In the current landscape, streamers are driving the demand for live-capture content, whose budgets typically mirror that of a traditional doc, between $500,000 and $3 million. Netflix scored a critical hit with Springsteen on Broadway in 2018 and has since launched Mike Birbiglia: The New One and Ben Platt Live From Radio City Music Hall. Likewise, Amazon has streamed such specials as the Vicky Jones-helmed Fleabag Live, which captured Phoebe Waller-Bridge’s performance of the one-woman play that she turned into a hit series (all proceeds benefited COVID-19 relief efforts).

In the case of Hamilton, the film was poised to debut in theaters before making its way to Disney’s new streaming platform. But then the novel coronavirus pandemic hit, shuttering cineplexes worldwide. In fact, Disney was so confident that Hamilton will drive new subscriptions that it won’t allow those using the platform’s free trial to stream it. With Broadway closed until at least January, films like Hamilton are expected to draw even more viewers.

Last year, Kamen considered approaching the producers of Broadway’s To Kill a Mockingbird and Network to produce a Hamilton-esque film but never did. “I only wish [we’d asked],” he says. “And I bet you that right now they wish [this] as well, because economically it might have helped carry them through the shutdown from the COVID crisis.”

Even when Broadway reopens, a reeling economy may make it more difficult for the next Hamilton to find investors.

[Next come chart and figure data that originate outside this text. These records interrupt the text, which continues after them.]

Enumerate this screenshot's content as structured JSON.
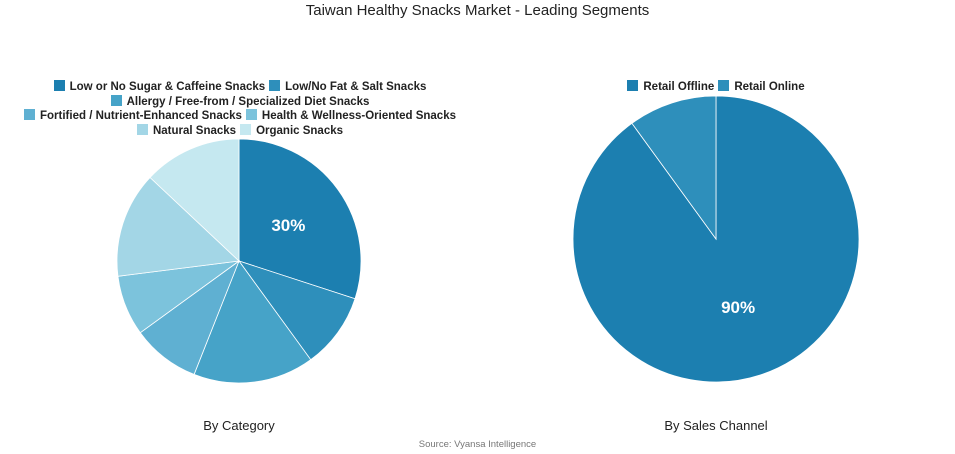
{
  "title": "Taiwan Healthy Snacks Market - Leading Segments",
  "source": "Source: Vyansa Intelligence",
  "chart_data": [
    {
      "type": "pie",
      "subtitle": "By Category",
      "categories": [
        "Low or No Sugar & Caffeine Snacks",
        "Low/No Fat & Salt Snacks",
        "Allergy / Free-from / Specialized Diet Snacks",
        "Fortified / Nutrient-Enhanced Snacks",
        "Health & Wellness-Oriented Snacks",
        "Natural Snacks",
        "Organic Snacks"
      ],
      "values": [
        30,
        10,
        16,
        9,
        8,
        14,
        13
      ],
      "colors": [
        "#1c7fb0",
        "#2e8fbb",
        "#46a3c8",
        "#5fb0d2",
        "#7cc3dc",
        "#a3d6e6",
        "#c5e8f0"
      ],
      "data_labels": [
        "30%",
        "",
        "",
        "",
        "",
        "",
        ""
      ],
      "legend_position": "top"
    },
    {
      "type": "pie",
      "subtitle": "By Sales Channel",
      "categories": [
        "Retail Offline",
        "Retail Online"
      ],
      "values": [
        90,
        10
      ],
      "colors": [
        "#1c7fb0",
        "#2e8fbb"
      ],
      "data_labels": [
        "90%",
        ""
      ],
      "legend_position": "top"
    }
  ]
}
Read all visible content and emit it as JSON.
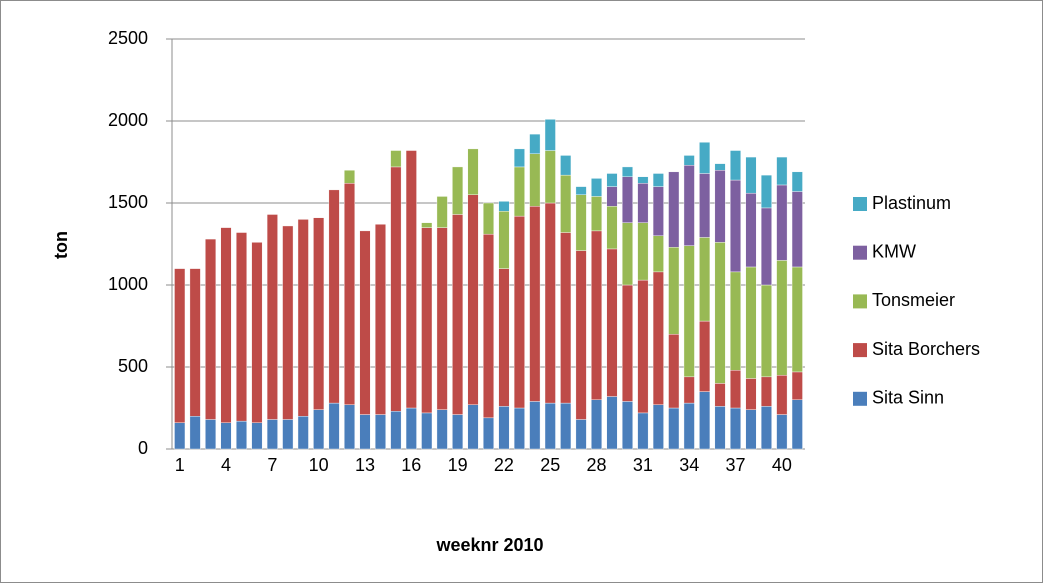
{
  "chart_data": {
    "type": "stacked_bar",
    "x_label": "weeknr 2010",
    "y_label": "ton",
    "categories": [
      "1",
      null,
      null,
      "4",
      null,
      null,
      "7",
      null,
      null,
      "10",
      null,
      null,
      "13",
      null,
      null,
      "16",
      null,
      null,
      "19",
      null,
      null,
      "22",
      null,
      null,
      "25",
      null,
      null,
      "28",
      null,
      null,
      "31",
      null,
      null,
      "34",
      null,
      null,
      "37",
      null,
      null,
      "40",
      null
    ],
    "ylim": [
      0,
      2500
    ],
    "yticks": [
      0,
      500,
      1000,
      1500,
      2000,
      2500
    ],
    "grid": true,
    "legend": "right",
    "series": [
      {
        "name": "Sita Sinn",
        "color": "#4a7ebb",
        "values": [
          160,
          200,
          180,
          160,
          170,
          160,
          180,
          180,
          200,
          240,
          280,
          270,
          210,
          210,
          230,
          250,
          220,
          240,
          210,
          270,
          190,
          260,
          250,
          290,
          280,
          280,
          180,
          300,
          320,
          290,
          220,
          270,
          250,
          280,
          350,
          260,
          250,
          240,
          260,
          210,
          300
        ]
      },
      {
        "name": "Sita Borchers",
        "color": "#be4b48",
        "values": [
          940,
          900,
          1100,
          1190,
          1150,
          1100,
          1250,
          1180,
          1200,
          1170,
          1300,
          1350,
          1120,
          1160,
          1490,
          1570,
          1130,
          1110,
          1220,
          1280,
          1120,
          840,
          1170,
          1190,
          1220,
          1040,
          1030,
          1030,
          900,
          710,
          810,
          810,
          450,
          160,
          430,
          140,
          230,
          190,
          180,
          240,
          170
        ]
      },
      {
        "name": "Tonsmeier",
        "color": "#98b954",
        "values": [
          0,
          0,
          0,
          0,
          0,
          0,
          0,
          0,
          0,
          0,
          0,
          80,
          0,
          0,
          100,
          0,
          30,
          190,
          290,
          280,
          190,
          350,
          300,
          320,
          320,
          350,
          340,
          210,
          260,
          380,
          350,
          220,
          530,
          800,
          510,
          860,
          600,
          680,
          560,
          700,
          640
        ]
      },
      {
        "name": "KMW",
        "color": "#7d60a0",
        "values": [
          0,
          0,
          0,
          0,
          0,
          0,
          0,
          0,
          0,
          0,
          0,
          0,
          0,
          0,
          0,
          0,
          0,
          0,
          0,
          0,
          0,
          0,
          0,
          0,
          0,
          0,
          0,
          0,
          120,
          280,
          240,
          300,
          460,
          490,
          390,
          440,
          560,
          450,
          470,
          460,
          460
        ]
      },
      {
        "name": "Plastinum",
        "color": "#46aac5",
        "values": [
          0,
          0,
          0,
          0,
          0,
          0,
          0,
          0,
          0,
          0,
          0,
          0,
          0,
          0,
          0,
          0,
          0,
          0,
          0,
          0,
          0,
          60,
          110,
          120,
          190,
          120,
          50,
          110,
          80,
          60,
          40,
          80,
          0,
          60,
          190,
          40,
          180,
          220,
          200,
          170,
          120
        ]
      }
    ]
  }
}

Attorney Nancy Rose, who has negotiated several live-capture deals, says the subgenre may help alleviate that problem. “If a streamer presale can reduce capitalization costs, making it easier to finance the production of dramatic plays, this could be a great angle to pursue,” she says.

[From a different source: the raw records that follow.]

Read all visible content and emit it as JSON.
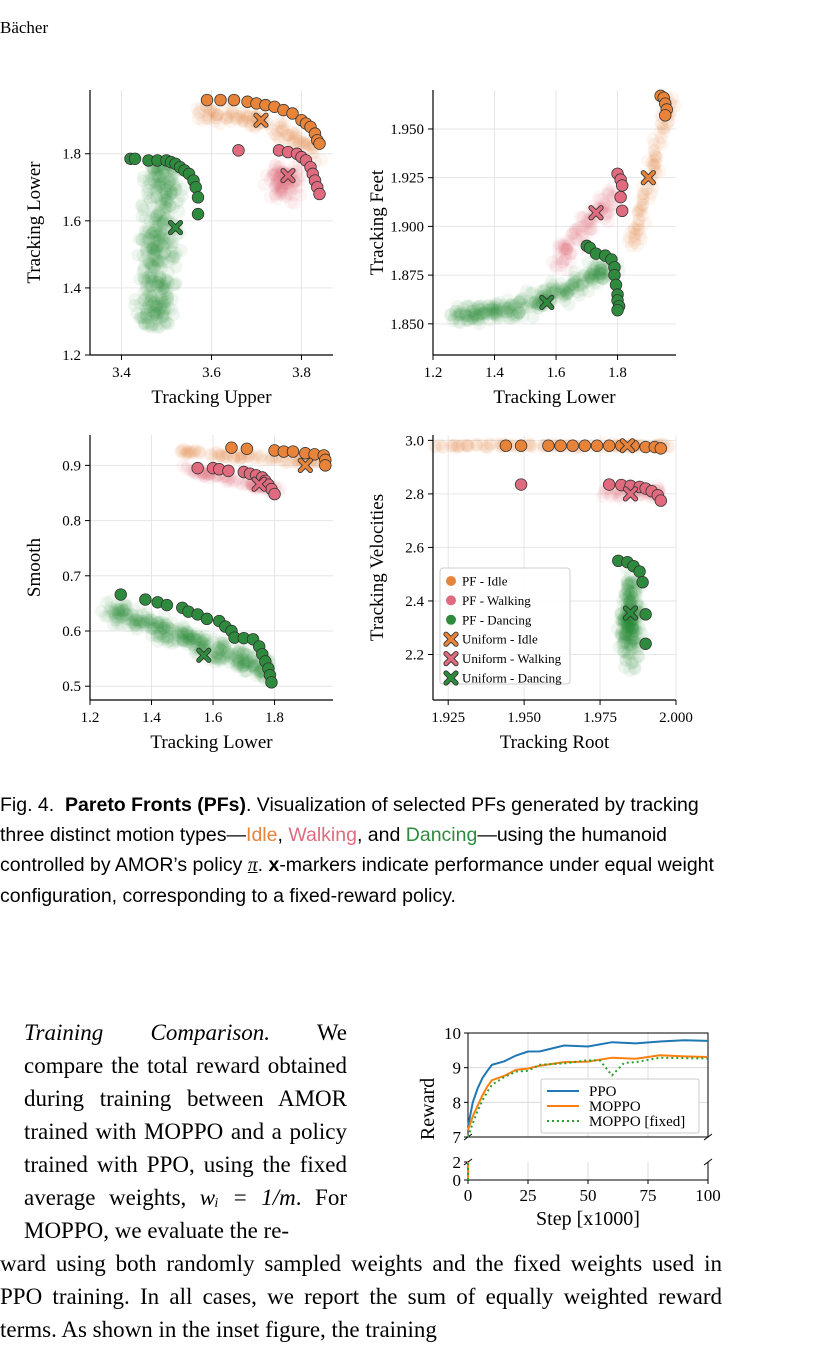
{
  "header": {
    "author": "Bächer"
  },
  "colors": {
    "idle": "#e8833a",
    "walking": "#e06b7f",
    "dancing": "#2e8b3e",
    "ppo": "#1f77b4",
    "moppo": "#ff7f0e",
    "moppo_fixed": "#2ca02c"
  },
  "chart_data": [
    {
      "type": "scatter",
      "xlabel": "Tracking Upper",
      "ylabel": "Tracking Lower",
      "xlim": [
        3.33,
        3.87
      ],
      "ylim": [
        1.2,
        1.99
      ],
      "xticks": [
        "3.4",
        "3.6",
        "3.8"
      ],
      "yticks": [
        "1.2",
        "1.4",
        "1.6",
        "1.8"
      ],
      "grid": true,
      "series": [
        {
          "name": "PF - Idle",
          "points": [
            [
              3.59,
              1.96
            ],
            [
              3.62,
              1.96
            ],
            [
              3.65,
              1.96
            ],
            [
              3.68,
              1.955
            ],
            [
              3.7,
              1.95
            ],
            [
              3.72,
              1.945
            ],
            [
              3.74,
              1.94
            ],
            [
              3.76,
              1.93
            ],
            [
              3.78,
              1.92
            ],
            [
              3.8,
              1.9
            ],
            [
              3.81,
              1.89
            ],
            [
              3.82,
              1.88
            ],
            [
              3.83,
              1.86
            ],
            [
              3.835,
              1.84
            ],
            [
              3.84,
              1.83
            ]
          ]
        },
        {
          "name": "PF - Walking",
          "points": [
            [
              3.66,
              1.81
            ],
            [
              3.75,
              1.81
            ],
            [
              3.77,
              1.805
            ],
            [
              3.79,
              1.8
            ],
            [
              3.8,
              1.79
            ],
            [
              3.81,
              1.78
            ],
            [
              3.82,
              1.76
            ],
            [
              3.825,
              1.74
            ],
            [
              3.83,
              1.72
            ],
            [
              3.835,
              1.7
            ],
            [
              3.84,
              1.68
            ]
          ]
        },
        {
          "name": "PF - Dancing",
          "points": [
            [
              3.42,
              1.785
            ],
            [
              3.43,
              1.785
            ],
            [
              3.46,
              1.78
            ],
            [
              3.48,
              1.78
            ],
            [
              3.5,
              1.78
            ],
            [
              3.51,
              1.775
            ],
            [
              3.52,
              1.77
            ],
            [
              3.53,
              1.76
            ],
            [
              3.54,
              1.75
            ],
            [
              3.55,
              1.74
            ],
            [
              3.56,
              1.72
            ],
            [
              3.565,
              1.7
            ],
            [
              3.57,
              1.67
            ],
            [
              3.57,
              1.62
            ]
          ]
        },
        {
          "name": "Uniform - Idle",
          "points": [
            [
              3.71,
              1.9
            ]
          ]
        },
        {
          "name": "Uniform - Walking",
          "points": [
            [
              3.77,
              1.735
            ]
          ]
        },
        {
          "name": "Uniform - Dancing",
          "points": [
            [
              3.52,
              1.58
            ]
          ]
        }
      ]
    },
    {
      "type": "scatter",
      "xlabel": "Tracking Lower",
      "ylabel": "Tracking Feet",
      "xlim": [
        1.2,
        1.99
      ],
      "ylim": [
        1.834,
        1.97
      ],
      "xticks": [
        "1.2",
        "1.4",
        "1.6",
        "1.8"
      ],
      "yticks": [
        "1.850",
        "1.875",
        "1.900",
        "1.925",
        "1.950"
      ],
      "grid": true,
      "series": [
        {
          "name": "PF - Idle",
          "points": [
            [
              1.94,
              1.967
            ],
            [
              1.95,
              1.966
            ],
            [
              1.955,
              1.963
            ],
            [
              1.96,
              1.96
            ],
            [
              1.955,
              1.957
            ]
          ]
        },
        {
          "name": "PF - Walking",
          "points": [
            [
              1.8,
              1.927
            ],
            [
              1.81,
              1.924
            ],
            [
              1.815,
              1.921
            ],
            [
              1.81,
              1.915
            ],
            [
              1.815,
              1.908
            ]
          ]
        },
        {
          "name": "PF - Dancing",
          "points": [
            [
              1.7,
              1.89
            ],
            [
              1.71,
              1.889
            ],
            [
              1.73,
              1.886
            ],
            [
              1.76,
              1.885
            ],
            [
              1.78,
              1.883
            ],
            [
              1.79,
              1.879
            ],
            [
              1.79,
              1.875
            ],
            [
              1.795,
              1.87
            ],
            [
              1.8,
              1.865
            ],
            [
              1.8,
              1.862
            ],
            [
              1.805,
              1.859
            ],
            [
              1.8,
              1.857
            ]
          ]
        },
        {
          "name": "Uniform - Idle",
          "points": [
            [
              1.9,
              1.925
            ]
          ]
        },
        {
          "name": "Uniform - Walking",
          "points": [
            [
              1.73,
              1.907
            ]
          ]
        },
        {
          "name": "Uniform - Dancing",
          "points": [
            [
              1.57,
              1.861
            ]
          ]
        }
      ]
    },
    {
      "type": "scatter",
      "xlabel": "Tracking Lower",
      "ylabel": "Smooth",
      "xlim": [
        1.2,
        1.99
      ],
      "ylim": [
        0.475,
        0.955
      ],
      "xticks": [
        "1.2",
        "1.4",
        "1.6",
        "1.8"
      ],
      "yticks": [
        "0.5",
        "0.6",
        "0.7",
        "0.8",
        "0.9"
      ],
      "grid": true,
      "series": [
        {
          "name": "PF - Idle",
          "points": [
            [
              1.66,
              0.932
            ],
            [
              1.71,
              0.93
            ],
            [
              1.8,
              0.927
            ],
            [
              1.83,
              0.925
            ],
            [
              1.86,
              0.925
            ],
            [
              1.9,
              0.922
            ],
            [
              1.93,
              0.92
            ],
            [
              1.96,
              0.918
            ],
            [
              1.965,
              0.91
            ],
            [
              1.965,
              0.9
            ]
          ]
        },
        {
          "name": "PF - Walking",
          "points": [
            [
              1.55,
              0.895
            ],
            [
              1.6,
              0.895
            ],
            [
              1.62,
              0.893
            ],
            [
              1.65,
              0.89
            ],
            [
              1.7,
              0.888
            ],
            [
              1.72,
              0.885
            ],
            [
              1.74,
              0.882
            ],
            [
              1.76,
              0.878
            ],
            [
              1.77,
              0.872
            ],
            [
              1.78,
              0.865
            ],
            [
              1.79,
              0.857
            ],
            [
              1.8,
              0.848
            ]
          ]
        },
        {
          "name": "PF - Dancing",
          "points": [
            [
              1.3,
              0.666
            ],
            [
              1.38,
              0.657
            ],
            [
              1.42,
              0.652
            ],
            [
              1.45,
              0.647
            ],
            [
              1.5,
              0.642
            ],
            [
              1.52,
              0.635
            ],
            [
              1.55,
              0.63
            ],
            [
              1.58,
              0.622
            ],
            [
              1.62,
              0.618
            ],
            [
              1.64,
              0.608
            ],
            [
              1.66,
              0.6
            ],
            [
              1.67,
              0.588
            ],
            [
              1.7,
              0.587
            ],
            [
              1.73,
              0.585
            ],
            [
              1.75,
              0.572
            ],
            [
              1.76,
              0.558
            ],
            [
              1.77,
              0.545
            ],
            [
              1.78,
              0.532
            ],
            [
              1.785,
              0.52
            ],
            [
              1.79,
              0.507
            ]
          ]
        },
        {
          "name": "Uniform - Idle",
          "points": [
            [
              1.9,
              0.9
            ]
          ]
        },
        {
          "name": "Uniform - Walking",
          "points": [
            [
              1.75,
              0.866
            ]
          ]
        },
        {
          "name": "Uniform - Dancing",
          "points": [
            [
              1.57,
              0.556
            ]
          ]
        }
      ]
    },
    {
      "type": "scatter",
      "xlabel": "Tracking Root",
      "ylabel": "Tracking Velocities",
      "xlim": [
        1.92,
        2.0
      ],
      "ylim": [
        2.03,
        3.02
      ],
      "xticks": [
        "1.925",
        "1.950",
        "1.975",
        "2.000"
      ],
      "yticks": [
        "2.2",
        "2.4",
        "2.6",
        "2.8",
        "3.0"
      ],
      "grid": true,
      "legend": "lower-left",
      "series": [
        {
          "name": "PF - Idle",
          "points": [
            [
              1.944,
              2.98
            ],
            [
              1.949,
              2.98
            ],
            [
              1.958,
              2.98
            ],
            [
              1.962,
              2.98
            ],
            [
              1.966,
              2.98
            ],
            [
              1.97,
              2.98
            ],
            [
              1.974,
              2.98
            ],
            [
              1.978,
              2.98
            ],
            [
              1.982,
              2.98
            ],
            [
              1.986,
              2.98
            ],
            [
              1.99,
              2.975
            ],
            [
              1.993,
              2.975
            ],
            [
              1.995,
              2.97
            ]
          ]
        },
        {
          "name": "PF - Walking",
          "points": [
            [
              1.949,
              2.835
            ],
            [
              1.978,
              2.835
            ],
            [
              1.982,
              2.833
            ],
            [
              1.985,
              2.83
            ],
            [
              1.988,
              2.826
            ],
            [
              1.99,
              2.82
            ],
            [
              1.992,
              2.81
            ],
            [
              1.994,
              2.795
            ],
            [
              1.995,
              2.775
            ]
          ]
        },
        {
          "name": "PF - Dancing",
          "points": [
            [
              1.981,
              2.55
            ],
            [
              1.984,
              2.545
            ],
            [
              1.986,
              2.53
            ],
            [
              1.988,
              2.51
            ],
            [
              1.989,
              2.47
            ],
            [
              1.99,
              2.35
            ],
            [
              1.99,
              2.24
            ]
          ]
        },
        {
          "name": "Uniform - Idle",
          "points": [
            [
              1.984,
              2.98
            ]
          ]
        },
        {
          "name": "Uniform - Walking",
          "points": [
            [
              1.985,
              2.8
            ]
          ]
        },
        {
          "name": "Uniform - Dancing",
          "points": [
            [
              1.985,
              2.355
            ]
          ]
        }
      ]
    },
    {
      "type": "line",
      "xlabel": "Step [x1000]",
      "ylabel": "Reward",
      "xlim": [
        0,
        100
      ],
      "ylim_top": [
        7,
        10
      ],
      "ylim_bottom": [
        0,
        2
      ],
      "xticks": [
        "0",
        "25",
        "50",
        "75",
        "100"
      ],
      "yticks_top": [
        "7",
        "8",
        "9",
        "10"
      ],
      "yticks_bottom": [
        "0",
        "2"
      ],
      "grid": true,
      "legend": "right",
      "series": [
        {
          "name": "PPO",
          "x": [
            0,
            2,
            4,
            6,
            8,
            10,
            15,
            20,
            25,
            30,
            40,
            50,
            60,
            70,
            80,
            90,
            100
          ],
          "y": [
            7.3,
            8.0,
            8.4,
            8.7,
            8.9,
            9.05,
            9.2,
            9.35,
            9.45,
            9.5,
            9.6,
            9.65,
            9.7,
            9.72,
            9.75,
            9.78,
            9.8
          ]
        },
        {
          "name": "MOPPO",
          "x": [
            0,
            2,
            4,
            6,
            8,
            10,
            15,
            20,
            25,
            30,
            40,
            50,
            60,
            70,
            80,
            90,
            100
          ],
          "y": [
            7.2,
            7.6,
            7.9,
            8.2,
            8.45,
            8.6,
            8.8,
            8.9,
            9.0,
            9.05,
            9.15,
            9.2,
            9.25,
            9.3,
            9.32,
            9.35,
            9.3
          ]
        },
        {
          "name": "MOPPO [fixed]",
          "x": [
            0,
            2,
            4,
            6,
            8,
            10,
            15,
            20,
            25,
            30,
            40,
            50,
            55,
            60,
            65,
            70,
            80,
            90,
            100
          ],
          "y": [
            7.0,
            7.4,
            7.75,
            8.05,
            8.3,
            8.5,
            8.75,
            8.85,
            8.95,
            9.05,
            9.15,
            9.2,
            9.2,
            8.8,
            9.1,
            9.2,
            9.25,
            9.3,
            9.25
          ]
        }
      ]
    }
  ],
  "legend_entries": [
    "PF - Idle",
    "PF - Walking",
    "PF - Dancing",
    "Uniform - Idle",
    "Uniform - Walking",
    "Uniform - Dancing"
  ],
  "caption": {
    "label": "Fig. 4.",
    "title": "Pareto Fronts (PFs)",
    "text_a": ". Visualization of selected PFs generated by tracking three distinct motion types—",
    "idle": "Idle",
    "sep1": ", ",
    "walking": "Walking",
    "sep2": ", and ",
    "dancing": "Dancing",
    "text_b": "—using the humanoid controlled by AMOR’s policy ",
    "policy": "π",
    "text_c": ". ",
    "xmark": "x",
    "text_d": "-markers indicate performance under equal weight configuration, corresponding to a fixed-reward policy."
  },
  "body": {
    "section": "Training Comparison.",
    "para_left": "We compare the total reward obtained during training between AMOR trained with MOPPO and a policy trained with PPO, using the fixed average weights, ",
    "weights": "wᵢ = 1/m",
    "para_left_end": ". For MOPPO, we evaluate the re-",
    "para_full": "ward using both randomly sampled weights and the fixed weights used in PPO training. In all cases, we report the sum of equally weighted reward terms. As shown in the inset figure, the training"
  }
}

Even though the subgenre has been dubbed “live capture,” Kamen bristles at that term. “A cinematic interpretation of live theater. Or a filmed interpretation,” he offers as more accurate alternatives. ” ‘Live capture’ would be as if we [simply] shot it. Hamilton was three days and three nights onstage. It’s a very carefully choreographed film with 13 camera positions. The team spent almost a year in postproduction crafting this into the final product. ‘Live capture’ doesn’t do it justice.”